Further in paragraph 39 there is the suggestion that the HSE would intend to support “better-organised parts of the industry to produce their own guidance which meets their own purposes”. This is, in the absence of full equal status representation for unions representing workers in the industry, an opportunity for those parts of the industry to write rules that suit them. If there is nothing else to learn from the scandal of Blacklisting it is that, allowed to run their own show without external oversight, the major construction companies focus on what is best for them not what is best for those they employ.
Q11. The draft Regulations do not explicitly require clients to check the competence of organisations, before they are appointed to carry out construction work. However, this requirement is implicit in the duty in regulation 5 for clients to ensure adequate management arrangements. HSE believes that this will be clearer to those reading the Regulations.
Thompsons Solicitors does not think that regulation 5 is sufficiently clear that there is a requirement to check the competency of organisations.
Our experience is that assumptions about the competence of other parties, particularly in the construction area are a fertile source of accidents and injury. Assumptions are dangerous.
Expecting those who may choose to wilfully ignore anything but the most explicit legal obligation to choose to understand an implicit duty is naive and runs entirely contrary to the suggestion above in question 1 (and apparently underpinning this entire consultation) that clarity is key.
(Note, needs consideration of questions 12 and 13 as well).
Q12. What should be required of clients to ensure the competence of those they appoint and / or engage in addition to ensuring project management arrangements are adequate and effective?
This is a specialist issue largely outside our areas of expertise. However, we consider that it should be part of any checklist that all stakeholders are able to demonstrate by providing documentary proof that they have taken out Employers and Public Liability insurance for the period of the project, unless they are genuinely self-employed and do not sub contract any part of their work to others.
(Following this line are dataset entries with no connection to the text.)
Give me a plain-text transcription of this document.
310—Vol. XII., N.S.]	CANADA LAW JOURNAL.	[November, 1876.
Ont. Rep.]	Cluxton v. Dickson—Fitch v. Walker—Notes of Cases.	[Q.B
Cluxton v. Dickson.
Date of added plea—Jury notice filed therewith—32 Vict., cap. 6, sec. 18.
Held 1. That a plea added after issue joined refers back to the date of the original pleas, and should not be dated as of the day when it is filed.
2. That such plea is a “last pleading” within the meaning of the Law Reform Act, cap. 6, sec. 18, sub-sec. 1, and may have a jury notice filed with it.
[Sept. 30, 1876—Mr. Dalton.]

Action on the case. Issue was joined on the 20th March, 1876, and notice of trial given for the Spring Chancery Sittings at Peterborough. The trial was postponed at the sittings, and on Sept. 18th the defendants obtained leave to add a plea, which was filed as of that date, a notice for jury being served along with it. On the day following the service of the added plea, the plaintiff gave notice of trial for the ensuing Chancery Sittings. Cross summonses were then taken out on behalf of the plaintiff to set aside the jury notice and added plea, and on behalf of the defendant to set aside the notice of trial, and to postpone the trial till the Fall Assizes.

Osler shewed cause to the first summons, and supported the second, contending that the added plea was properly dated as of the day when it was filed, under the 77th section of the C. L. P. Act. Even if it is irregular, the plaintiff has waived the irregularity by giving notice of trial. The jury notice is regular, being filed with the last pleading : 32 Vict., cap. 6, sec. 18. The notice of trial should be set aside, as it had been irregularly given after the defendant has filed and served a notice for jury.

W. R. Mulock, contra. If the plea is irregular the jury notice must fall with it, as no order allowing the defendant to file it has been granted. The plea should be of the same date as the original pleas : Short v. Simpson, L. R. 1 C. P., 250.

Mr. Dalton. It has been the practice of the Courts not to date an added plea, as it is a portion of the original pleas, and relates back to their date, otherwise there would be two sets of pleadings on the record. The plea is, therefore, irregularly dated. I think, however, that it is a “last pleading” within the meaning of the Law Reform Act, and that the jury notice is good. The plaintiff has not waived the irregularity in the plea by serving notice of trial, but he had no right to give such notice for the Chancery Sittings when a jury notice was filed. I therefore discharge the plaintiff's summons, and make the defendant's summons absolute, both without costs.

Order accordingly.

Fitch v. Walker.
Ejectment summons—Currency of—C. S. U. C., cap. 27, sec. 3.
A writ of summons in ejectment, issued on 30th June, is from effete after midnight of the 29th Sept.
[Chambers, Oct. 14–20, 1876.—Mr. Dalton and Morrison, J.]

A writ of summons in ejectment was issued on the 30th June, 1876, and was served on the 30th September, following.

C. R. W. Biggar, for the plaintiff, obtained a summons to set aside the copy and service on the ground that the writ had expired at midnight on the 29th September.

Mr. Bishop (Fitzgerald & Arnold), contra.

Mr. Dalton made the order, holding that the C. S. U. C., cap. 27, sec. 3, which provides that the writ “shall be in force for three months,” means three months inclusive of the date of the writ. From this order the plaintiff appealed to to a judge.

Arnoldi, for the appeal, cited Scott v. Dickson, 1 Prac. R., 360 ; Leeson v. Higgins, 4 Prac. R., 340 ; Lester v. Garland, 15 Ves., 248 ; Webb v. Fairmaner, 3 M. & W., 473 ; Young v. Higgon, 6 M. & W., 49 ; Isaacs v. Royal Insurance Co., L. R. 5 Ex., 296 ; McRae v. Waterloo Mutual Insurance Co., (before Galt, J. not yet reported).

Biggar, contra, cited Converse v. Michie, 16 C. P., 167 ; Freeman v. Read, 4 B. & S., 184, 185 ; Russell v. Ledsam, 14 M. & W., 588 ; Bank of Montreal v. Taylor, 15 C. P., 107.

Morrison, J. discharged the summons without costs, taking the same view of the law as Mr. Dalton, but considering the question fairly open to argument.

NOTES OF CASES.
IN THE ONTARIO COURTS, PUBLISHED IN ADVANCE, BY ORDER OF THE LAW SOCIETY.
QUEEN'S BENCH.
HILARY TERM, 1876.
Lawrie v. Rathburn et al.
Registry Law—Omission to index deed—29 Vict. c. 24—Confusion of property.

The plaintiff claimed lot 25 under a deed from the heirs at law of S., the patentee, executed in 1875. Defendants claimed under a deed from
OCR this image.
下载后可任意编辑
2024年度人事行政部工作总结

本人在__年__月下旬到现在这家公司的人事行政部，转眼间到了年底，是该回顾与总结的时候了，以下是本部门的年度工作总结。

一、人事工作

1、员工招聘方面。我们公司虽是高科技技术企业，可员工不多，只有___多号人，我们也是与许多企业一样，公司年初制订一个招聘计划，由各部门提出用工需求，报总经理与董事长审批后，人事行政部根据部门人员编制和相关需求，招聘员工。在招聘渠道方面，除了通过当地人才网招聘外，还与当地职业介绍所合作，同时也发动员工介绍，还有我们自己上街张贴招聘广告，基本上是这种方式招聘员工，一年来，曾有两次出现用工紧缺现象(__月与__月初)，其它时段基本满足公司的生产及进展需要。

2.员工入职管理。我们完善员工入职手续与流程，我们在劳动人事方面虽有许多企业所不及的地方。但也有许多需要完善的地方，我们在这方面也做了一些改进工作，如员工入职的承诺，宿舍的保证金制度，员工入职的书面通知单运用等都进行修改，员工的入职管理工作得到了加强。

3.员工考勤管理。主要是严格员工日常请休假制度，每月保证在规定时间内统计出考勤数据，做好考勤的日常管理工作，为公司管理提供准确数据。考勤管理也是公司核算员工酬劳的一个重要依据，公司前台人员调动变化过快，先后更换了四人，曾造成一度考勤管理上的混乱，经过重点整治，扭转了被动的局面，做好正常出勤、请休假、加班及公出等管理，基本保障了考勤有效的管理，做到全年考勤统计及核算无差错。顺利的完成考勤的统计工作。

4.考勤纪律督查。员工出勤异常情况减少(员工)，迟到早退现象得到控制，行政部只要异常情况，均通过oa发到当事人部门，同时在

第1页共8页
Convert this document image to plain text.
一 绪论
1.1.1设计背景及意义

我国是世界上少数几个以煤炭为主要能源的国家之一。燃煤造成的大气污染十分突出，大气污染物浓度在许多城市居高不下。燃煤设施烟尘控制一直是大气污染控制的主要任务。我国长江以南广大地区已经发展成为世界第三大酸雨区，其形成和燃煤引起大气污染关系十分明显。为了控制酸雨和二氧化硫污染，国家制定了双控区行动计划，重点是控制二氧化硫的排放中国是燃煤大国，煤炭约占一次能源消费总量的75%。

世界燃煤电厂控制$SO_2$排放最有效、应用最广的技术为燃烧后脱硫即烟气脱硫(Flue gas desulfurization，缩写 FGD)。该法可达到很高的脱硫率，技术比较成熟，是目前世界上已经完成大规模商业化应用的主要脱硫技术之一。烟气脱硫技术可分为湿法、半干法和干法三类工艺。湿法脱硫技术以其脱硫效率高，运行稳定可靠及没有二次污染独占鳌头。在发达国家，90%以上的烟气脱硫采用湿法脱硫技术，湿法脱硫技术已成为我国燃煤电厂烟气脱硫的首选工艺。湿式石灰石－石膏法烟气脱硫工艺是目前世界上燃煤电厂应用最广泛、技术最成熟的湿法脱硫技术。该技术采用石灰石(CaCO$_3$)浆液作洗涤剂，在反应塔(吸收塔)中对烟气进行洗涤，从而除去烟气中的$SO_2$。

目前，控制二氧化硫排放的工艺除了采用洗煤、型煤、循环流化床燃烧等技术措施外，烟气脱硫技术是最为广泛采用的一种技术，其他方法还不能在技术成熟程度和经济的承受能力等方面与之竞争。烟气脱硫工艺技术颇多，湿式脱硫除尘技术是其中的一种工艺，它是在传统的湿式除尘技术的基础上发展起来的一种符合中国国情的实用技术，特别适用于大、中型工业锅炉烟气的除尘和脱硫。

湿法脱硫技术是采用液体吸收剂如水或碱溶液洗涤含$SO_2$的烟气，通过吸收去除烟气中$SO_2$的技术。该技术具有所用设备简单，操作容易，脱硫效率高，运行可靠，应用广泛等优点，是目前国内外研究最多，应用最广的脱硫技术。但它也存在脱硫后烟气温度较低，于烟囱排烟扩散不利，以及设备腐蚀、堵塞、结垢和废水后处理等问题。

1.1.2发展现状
Inadequate insurance arrangements may not in themselves directly cause accidents or injuries; however, a failure to have adequate (compulsory) insurance is indicative of an attitude that pays lip service to health and safety. It has perennially been the bane of the construction industry and a cause of much satellite litigation. Those with insurance are more likely to address safety issues directly because of the need to demonstrate compliance with standards to obtain and keep that insurance.
Q13. The draft Regulations replace the specific requirements for individual worker competence in CDM 2007 with a more general requirement. Under CDM 2014 those arranging for or instructing workers to carry out construction work should ensure they have received sufficient information, instruction and training and have adequate supervision. HSE believes that this will have no adverse effects on health and safety.
Sufficiency in instruction, training, and adequate supervision are more specific requirements than a general requirement as to 'competence'.